Friday 13 January 2017

Dying in the Sun

It's 1947 and Hollywood is as glamorous and glitzy as ever. Star Light Pictures, an upstart production company, it taking the town by storm with rumours that its new feature - a film called Dying in the Sun - is a special effects tour de force the likes of which have never been seen before. The Doctor is in town with Ben and Polly, and his investigations into the death of an old friend eventually lead him back to Star Light Pictures. No-one can really be bothered though; the LAPD don't seem very interested in the Doctor's theories and would rather chase the son of one of their own as the culprit. And with a new movie being the talk of the town, all eyes are on the celebrities and stars around the project, because everyone is so beautiful and perfect. Too perfect.

Hum. The first thing I have to ask is when did the Doctor meet this Holly wood director old friend who is now dead? He's only just regenerated and has been with Polly and Ben the whole time and they don't remember him, so it must have been somewhere in his earlier incarnation. I don't really see the first Doctor as the hanging in Hollywood type, but seeing as Jon De Burgh Miller got a lot of things wrong with this book this is just one more to add to the list.

I think my biggest complaint to sum up the experience of reading Dying in the Sun is the vagueness of the whole thing. He's probably not been to Los Angeles ever, that much is certain from reading the narrative - this could be any city with streets. Granted the LA of 1947 was not the LA of today (I've not been there either so I am guessing and probably accurately) but a little research goes a long way. Oh he made sure to make it a crowded city as there are a lot of crowds in the book, but they're all lumped together as "shocked diners" or celebrities or stars or (my favourite) police or cops, and sometimes the latter example happens from line to line on the same page.

The people are not really made out well here. This De Sande guy who is running Star Light doesn't come across as dangerous or bad at all. Okay his motivation is clear to him as he is under the sway of aliens he and a lot of other people drank, but he never made me feel like he was a real threat. Same could be said of the rest of the people working with him. Except for a group of robed guys who are actually rotting corpses who aren't even that scary because they're possessed by the same aliens everyone else drank. Police Captain Wallis is a bit of a mystery but he's obviously in cahoots, so much that he is busy hunting his troublemaker adopted son, Chate, for the murder of the Doctor's friend. And Chate has a crush on a washed out movie starlet named Maria who is making a hell of a comeback thanks to the aliens.

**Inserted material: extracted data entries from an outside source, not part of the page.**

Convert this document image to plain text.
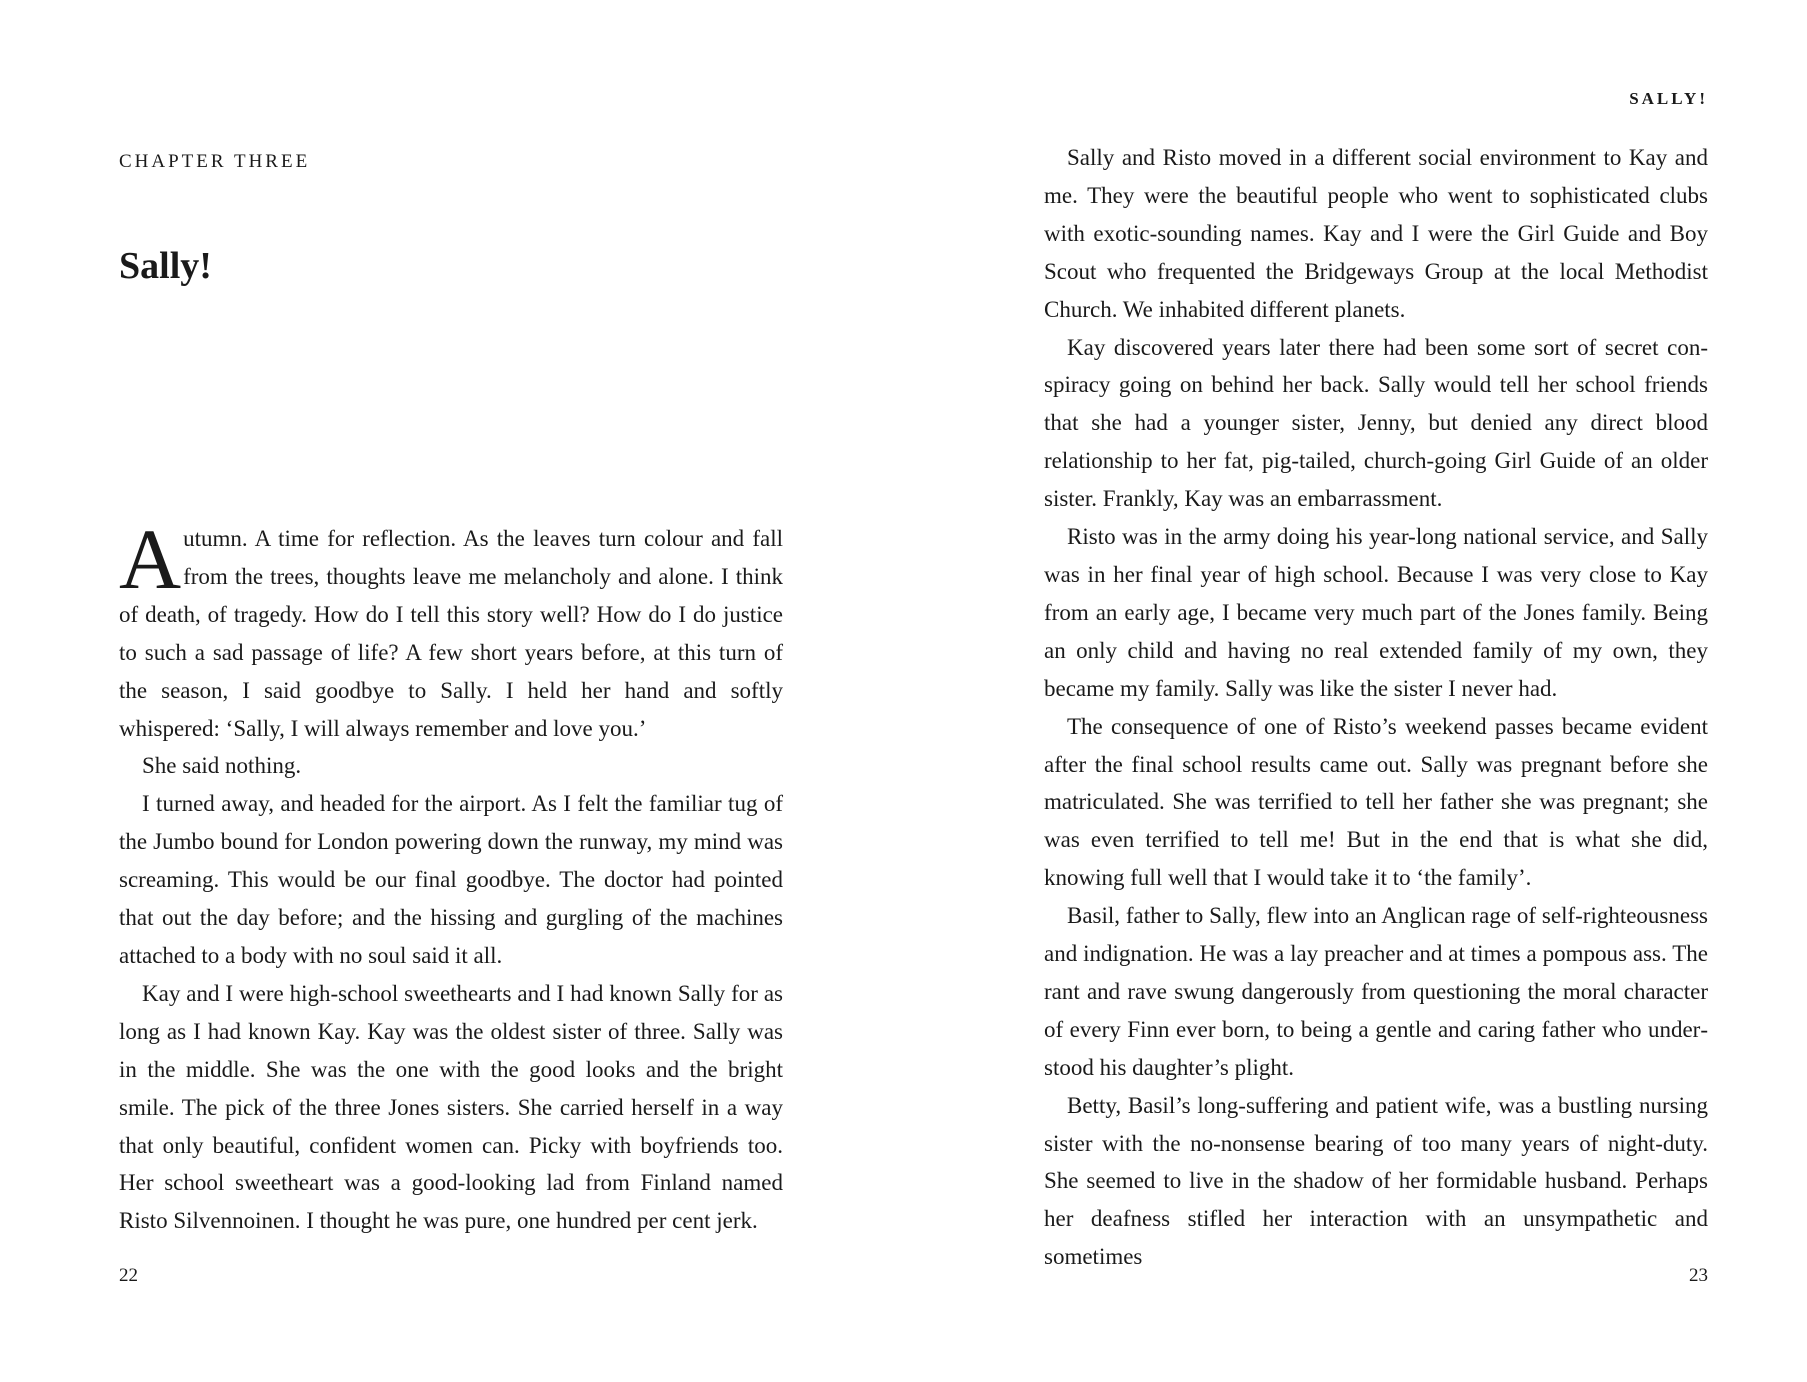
CHAPTER THREE
Sally!

Autumn. A time for reflection. As the leaves turn colour and fall from the trees, thoughts leave me melancholy and alone. I think of death, of tragedy. How do I tell this story well? How do I do justice to such a sad passage of life? A few short years before, at this turn of the season, I said goodbye to Sally. I held her hand and softly whispered: ‘Sally, I will always remember and love you.’

She said nothing.

I turned away, and headed for the airport. As I felt the familiar tug of the Jumbo bound for London powering down the runway, my mind was screaming. This would be our final goodbye. The doctor had pointed that out the day before; and the hissing and gurgling of the machines attached to a body with no soul said it all.

Kay and I were high-school sweethearts and I had known Sally for as long as I had known Kay. Kay was the oldest sister of three. Sally was in the middle. She was the one with the good looks and the bright smile. The pick of the three Jones sisters. She carried herself in a way that only beautiful, confident women can. Picky with boyfriends too. Her school sweetheart was a good-looking lad from Finland named Risto Silvennoinen. I thought he was pure, one hundred per cent jerk.

22
SALLY!

Sally and Risto moved in a different social environment to Kay and me. They were the beautiful people who went to sophisticated clubs with exotic-sounding names. Kay and I were the Girl Guide and Boy Scout who frequented the Bridgeways Group at the local Methodist Church. We inhabited different planets.

Kay discovered years later there had been some sort of secret conspiracy going on behind her back. Sally would tell her school friends that she had a younger sister, Jenny, but denied any direct blood relationship to her fat, pig-tailed, church-going Girl Guide of an older sister. Frankly, Kay was an embarrassment.

Risto was in the army doing his year-long national service, and Sally was in her final year of high school. Because I was very close to Kay from an early age, I became very much part of the Jones family. Being an only child and having no real extended family of my own, they became my family. Sally was like the sister I never had.

The consequence of one of Risto’s weekend passes became evident after the final school results came out. Sally was pregnant before she matriculated. She was terrified to tell her father she was pregnant; she was even terrified to tell me! But in the end that is what she did, knowing full well that I would take it to ‘the family’.

Basil, father to Sally, flew into an Anglican rage of self-righteousness and indignation. He was a lay preacher and at times a pompous ass. The rant and rave swung dangerously from questioning the moral character of every Finn ever born, to being a gentle and caring father who understood his daughter’s plight.

Betty, Basil’s long-suffering and patient wife, was a bustling nursing sister with the no-nonsense bearing of too many years of night-duty. She seemed to live in the shadow of her formidable husband. Perhaps her deafness stifled her interaction with an unsympathetic and sometimes

23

The aliens, right. They're called Selyoids and you can drink them and they become part of you and somehow alter everyone's perception of you making you sexier and radiant. It's like real life airbrushing. In this sense they enter a symbiotic relationship with the host but they bliss the host out like drugs of a sort. They want to be a part of the human race, and they've started by infiltrating the film industry as a means to access the public. And in enough numbers you don't need to drink them to be influenced, and the best way to reach a wider audience is to do it through the movies.

Polly drinks from the Kool Aid and becomes one of the instant celebrities, with the voices of the aliens inside her telling her she's pretty and better than everyone else and deserves star treatment and she pulls a right stunt dissing the Doctor and Ben in front of everyone at a gala. Oh yes this is another novel telling us how pretty Polly is with yet more people falling over her and telling her she has star potential. No mention by her of her modelling moments back in London, even if they're about 18 years in the future. And all Ben seems to want to do for the first half of the book is sleep.

Here's an interesting one though - the TARDIS isn't in the story. It's not even mentioned. And it's not like it absolutely has to be, but it's just odd that it doesn't come up once so we have no idea how long the Doctor and company have been there, and where the TARDIS is. The Doctor mentions to someone that he "found himself in Los Angeles" which could mean either the TARDIS landed there, or it's somewhere else in America and they are travelling without it for a bit. I think that's really the only good thing I found out of this one: the potential for there to be more happening on either side of it, and hopefully it's better adventures than this one.